Here are some ideas to help you celebrate the few, dubious benefits of the season:
1) Tap. We have a handful of maple trees and we tap them. On a good year–a really, really good year–we might eke out two quarts of syrup after all is said and done. It takes 15 minutes to collect sap each day for about a month plus 12 hours or so to boil it all down, which is about 20 hours of time. Current cost of Maine syrup is about $17/quart at the store, so that means we save about 59 cents an hour making our own syrup. It doesn’t make much sense moneywise, but it’s totally worth it “getting out of the house in March, teaching our kids where food comes from, and doing something oddly entertaining”-wise.
2) Crocus Watch 2015. Put your kids in front of the crocus bed (if you can figure out where it is) and tell them to get you when the green shoots come up. As our crocuses are currently under 18 inches of snow even after the melting from this week, I reserve the right to change this to Ground Watch 2015. You could also do Grass Watch, or possibly Back Deck Watch, depending on the amount of snow in your area.

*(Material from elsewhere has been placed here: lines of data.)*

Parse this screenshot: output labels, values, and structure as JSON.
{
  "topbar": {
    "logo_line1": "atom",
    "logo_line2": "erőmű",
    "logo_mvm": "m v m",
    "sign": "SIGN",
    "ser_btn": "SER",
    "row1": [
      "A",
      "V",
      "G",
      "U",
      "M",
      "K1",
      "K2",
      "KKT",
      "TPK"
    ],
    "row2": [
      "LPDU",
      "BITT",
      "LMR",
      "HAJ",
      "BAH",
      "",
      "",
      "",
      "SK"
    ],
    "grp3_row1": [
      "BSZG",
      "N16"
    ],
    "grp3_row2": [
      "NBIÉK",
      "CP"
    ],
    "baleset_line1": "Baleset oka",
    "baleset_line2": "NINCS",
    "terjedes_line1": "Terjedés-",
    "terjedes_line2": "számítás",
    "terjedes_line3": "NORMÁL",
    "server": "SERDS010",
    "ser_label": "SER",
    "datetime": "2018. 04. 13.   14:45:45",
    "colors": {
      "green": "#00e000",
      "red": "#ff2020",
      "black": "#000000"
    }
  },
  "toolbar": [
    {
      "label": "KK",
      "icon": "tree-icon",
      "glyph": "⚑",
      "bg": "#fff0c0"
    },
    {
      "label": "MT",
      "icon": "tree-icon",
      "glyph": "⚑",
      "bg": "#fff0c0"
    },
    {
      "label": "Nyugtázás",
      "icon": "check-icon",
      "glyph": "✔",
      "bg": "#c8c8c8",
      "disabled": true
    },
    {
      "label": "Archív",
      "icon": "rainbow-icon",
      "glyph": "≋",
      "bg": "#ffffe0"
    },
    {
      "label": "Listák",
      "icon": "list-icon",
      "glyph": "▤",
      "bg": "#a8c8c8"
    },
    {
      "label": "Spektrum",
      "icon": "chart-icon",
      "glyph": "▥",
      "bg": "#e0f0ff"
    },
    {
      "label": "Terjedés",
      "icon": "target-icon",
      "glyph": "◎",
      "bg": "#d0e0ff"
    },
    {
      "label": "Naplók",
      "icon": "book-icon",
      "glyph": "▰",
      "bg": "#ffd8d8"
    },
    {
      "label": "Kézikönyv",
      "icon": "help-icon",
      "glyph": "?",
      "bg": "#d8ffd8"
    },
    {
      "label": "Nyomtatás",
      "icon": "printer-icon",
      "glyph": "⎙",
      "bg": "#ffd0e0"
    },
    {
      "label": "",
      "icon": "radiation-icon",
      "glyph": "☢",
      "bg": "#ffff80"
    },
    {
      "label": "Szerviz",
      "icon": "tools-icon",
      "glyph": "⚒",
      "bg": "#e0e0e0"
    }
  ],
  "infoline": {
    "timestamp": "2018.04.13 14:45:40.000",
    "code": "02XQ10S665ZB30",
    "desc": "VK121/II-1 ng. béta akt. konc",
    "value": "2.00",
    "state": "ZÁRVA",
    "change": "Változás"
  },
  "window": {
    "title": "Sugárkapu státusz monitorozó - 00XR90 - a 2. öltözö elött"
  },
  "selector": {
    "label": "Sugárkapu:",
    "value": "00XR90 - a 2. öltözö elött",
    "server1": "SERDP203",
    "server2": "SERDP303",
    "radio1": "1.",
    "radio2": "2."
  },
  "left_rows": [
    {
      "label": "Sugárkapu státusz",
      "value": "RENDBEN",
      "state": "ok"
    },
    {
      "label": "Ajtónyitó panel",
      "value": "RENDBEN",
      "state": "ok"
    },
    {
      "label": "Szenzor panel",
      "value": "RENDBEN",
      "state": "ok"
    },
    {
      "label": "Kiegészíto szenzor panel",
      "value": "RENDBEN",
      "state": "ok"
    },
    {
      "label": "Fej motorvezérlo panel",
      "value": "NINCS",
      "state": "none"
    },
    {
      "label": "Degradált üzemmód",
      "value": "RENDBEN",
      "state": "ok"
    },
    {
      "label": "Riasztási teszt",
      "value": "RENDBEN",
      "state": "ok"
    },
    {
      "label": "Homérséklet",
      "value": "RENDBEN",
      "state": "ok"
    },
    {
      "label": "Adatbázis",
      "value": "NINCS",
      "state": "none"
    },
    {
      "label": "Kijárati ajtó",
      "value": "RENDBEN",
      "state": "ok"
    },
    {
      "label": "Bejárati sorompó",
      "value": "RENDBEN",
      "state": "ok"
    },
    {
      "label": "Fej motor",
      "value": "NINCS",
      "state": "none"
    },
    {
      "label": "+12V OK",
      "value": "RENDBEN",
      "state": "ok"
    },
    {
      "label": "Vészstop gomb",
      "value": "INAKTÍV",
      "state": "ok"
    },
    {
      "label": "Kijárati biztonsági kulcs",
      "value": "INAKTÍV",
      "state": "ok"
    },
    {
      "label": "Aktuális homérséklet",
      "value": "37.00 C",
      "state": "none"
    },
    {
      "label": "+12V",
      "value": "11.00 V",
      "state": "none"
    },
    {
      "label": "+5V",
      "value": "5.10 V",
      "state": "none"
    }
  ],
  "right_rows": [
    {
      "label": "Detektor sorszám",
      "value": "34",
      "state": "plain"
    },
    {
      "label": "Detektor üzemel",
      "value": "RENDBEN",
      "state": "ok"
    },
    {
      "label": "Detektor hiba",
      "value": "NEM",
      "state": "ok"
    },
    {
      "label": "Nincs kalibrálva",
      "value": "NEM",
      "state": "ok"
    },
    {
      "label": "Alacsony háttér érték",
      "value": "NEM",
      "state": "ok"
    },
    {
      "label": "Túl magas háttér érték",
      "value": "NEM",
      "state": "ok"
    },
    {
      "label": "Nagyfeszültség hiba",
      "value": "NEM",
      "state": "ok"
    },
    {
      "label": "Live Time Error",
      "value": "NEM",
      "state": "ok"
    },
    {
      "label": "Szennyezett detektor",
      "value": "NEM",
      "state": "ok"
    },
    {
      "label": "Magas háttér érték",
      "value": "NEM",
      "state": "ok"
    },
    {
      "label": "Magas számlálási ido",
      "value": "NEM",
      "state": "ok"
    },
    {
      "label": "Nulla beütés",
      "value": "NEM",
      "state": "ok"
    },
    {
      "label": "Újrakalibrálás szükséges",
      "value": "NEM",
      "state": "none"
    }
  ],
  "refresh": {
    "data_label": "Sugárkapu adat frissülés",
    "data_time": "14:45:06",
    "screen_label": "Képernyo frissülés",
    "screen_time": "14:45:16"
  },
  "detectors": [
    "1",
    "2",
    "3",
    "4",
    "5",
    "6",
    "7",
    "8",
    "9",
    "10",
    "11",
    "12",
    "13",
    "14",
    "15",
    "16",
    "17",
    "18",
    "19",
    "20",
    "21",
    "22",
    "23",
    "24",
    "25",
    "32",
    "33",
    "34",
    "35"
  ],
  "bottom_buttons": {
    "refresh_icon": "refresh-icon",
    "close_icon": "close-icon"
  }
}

Incidentally, if you do not have a crocus bed, you need to promise me that you’ll plant one in the fall. It is so tremendously helpful for your early spring sanity.
3) Get wet and dirty. Last spring I watched as my kids played with a few sticks, a handful of leaves, and a small stream of snow melt in the driveway for almost an hour. They built dams, they floated leaf boats, they scraped out tributaries… They came in soaked and filthy, but who cares? It’s the one time of year when every dooryard in Maine becomes an wetland that evolves by the hour. Embrace it!
4) Get snowy. There’s more snow predicted for most of us this weekend. The thing I like about spring snowstorms is that every one could be the last one, which is almost as exciting as the first one. Almost. Break out the sleds one more time, build one last snowman in the sloppy snow (melting snow is amazingly packable!), or carve the snowbanks into a relief sculpture. You bought snowpants, make sure you get your money’s worth.
Now get out there! Only two more weeks until April.